Novorossiisk exporting Russian crude and products

Port was second major export hub targeted in November

Ongoing drone attack leaves lasting supply fears

The Russian Black Sea port of Novorossiisk has resumed normal exports of crude and oil products after a Ukrainian drone attack on Nov. 14 temporarily hit its operations, according to market sources and shiptracking data as of Nov. 17.

Russian authorities confirmed that drones had struck and damaged several installations at the port late last week, including a Chernomortransneft tank and berth, the NUTEP container terminal, and an oil depot at the Sheskharis complex, a major transhipment terminal for Russian and Kazakh crude.

According to S&P Global Commodities at Sea data, just five Russian oil cargoes and only one crude tanker departed Novorossiisk between Nov. 14-16, roughly half the volume shipped the previous week. However, activity rebounded strongly on Nov. 17, when nine Russian oil tankers left the port. Shipments included tankers of Urals and Siberian Light crude, as well as naphtha, gasoil and vacuum gasoil, CAS data showed.

Three market sources, who were not authorized to comment publicly, confirmed that loadings were mostly progressing as normal.

Separately, five cargoes of Kazakh CPC Blend crude -- which is shipped from separate dedicated offshore terminal some 15 km along the coast from Novorossiisk -- have left the port since the attack, according to the CAS data, confirming reports Nov. 14 that activity had resumed within a day of the drone incident. Loadings continued mostly unaffected, while nearby Russian exports dipped, and some 4.8 million barrels of the country's flagship light sweet crude grade was exported Nov. 14-17.

Resumed export activity has demonstrated operational resilience from the Black Sea export hub after fears of more significant outages following the attack. As a major export route for Russian diesel, the Novorossiisk incident had supported a spike in the ICE low sulfur gasoil distillates benchmark, which closed $26.25/mt higher than the previous day on Nov. 14.

Although returning export volumes have calmed fears over an immediate disruption, the incident has kept markets on close watch for future drone impacts, as Ukraine has repeatedly targeted major Russian export terminals and refineries. Over the weekend, Ukraine claimed attacks on Russia's Ryazan and Novokuybishev refineries.

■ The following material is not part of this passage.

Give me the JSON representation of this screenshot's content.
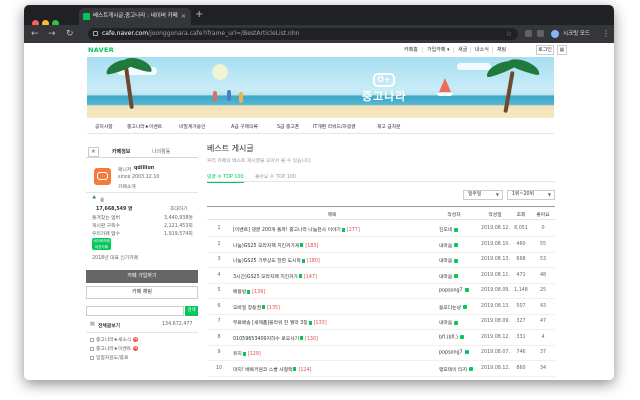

According to analysis from investment bank Morgan Stanley, published Nov. 16, the majority of Russian diesel is exported by four Baltic and Black Sea ports, of which three have been targeted by Ukrainian drone strikes in 2025.

Novorossiisk is the second-largest diesel outlet, handling 27% of exported supply, the report said, second to the Primorsk terminal with a 38% share. Tuapse, which was attacked by drones Nov. 1, is responsible for 11% of exports, while Vysotosk on the Baltic sea handles an 8% share.

As attacks have increasingly focused on critical export infrastructure, analysts have warned that diesel exports could face even stronger headwinds at a time when upcoming US and EU sanctions have already threatened to leave Russian supplies stranded. The Morgan Stanley note estimated that Russian diesel imports could shrink by 150,000 b/d - 200,000 b/d, sustaining diesel cracks over $27/b.

Platts assessed M1 ICE LSGO at $744/mt at 1630 London time on Nov. 17, down from a recent peak of $786/mt on Nov. 11 but more than $110/mt higher than the previous month.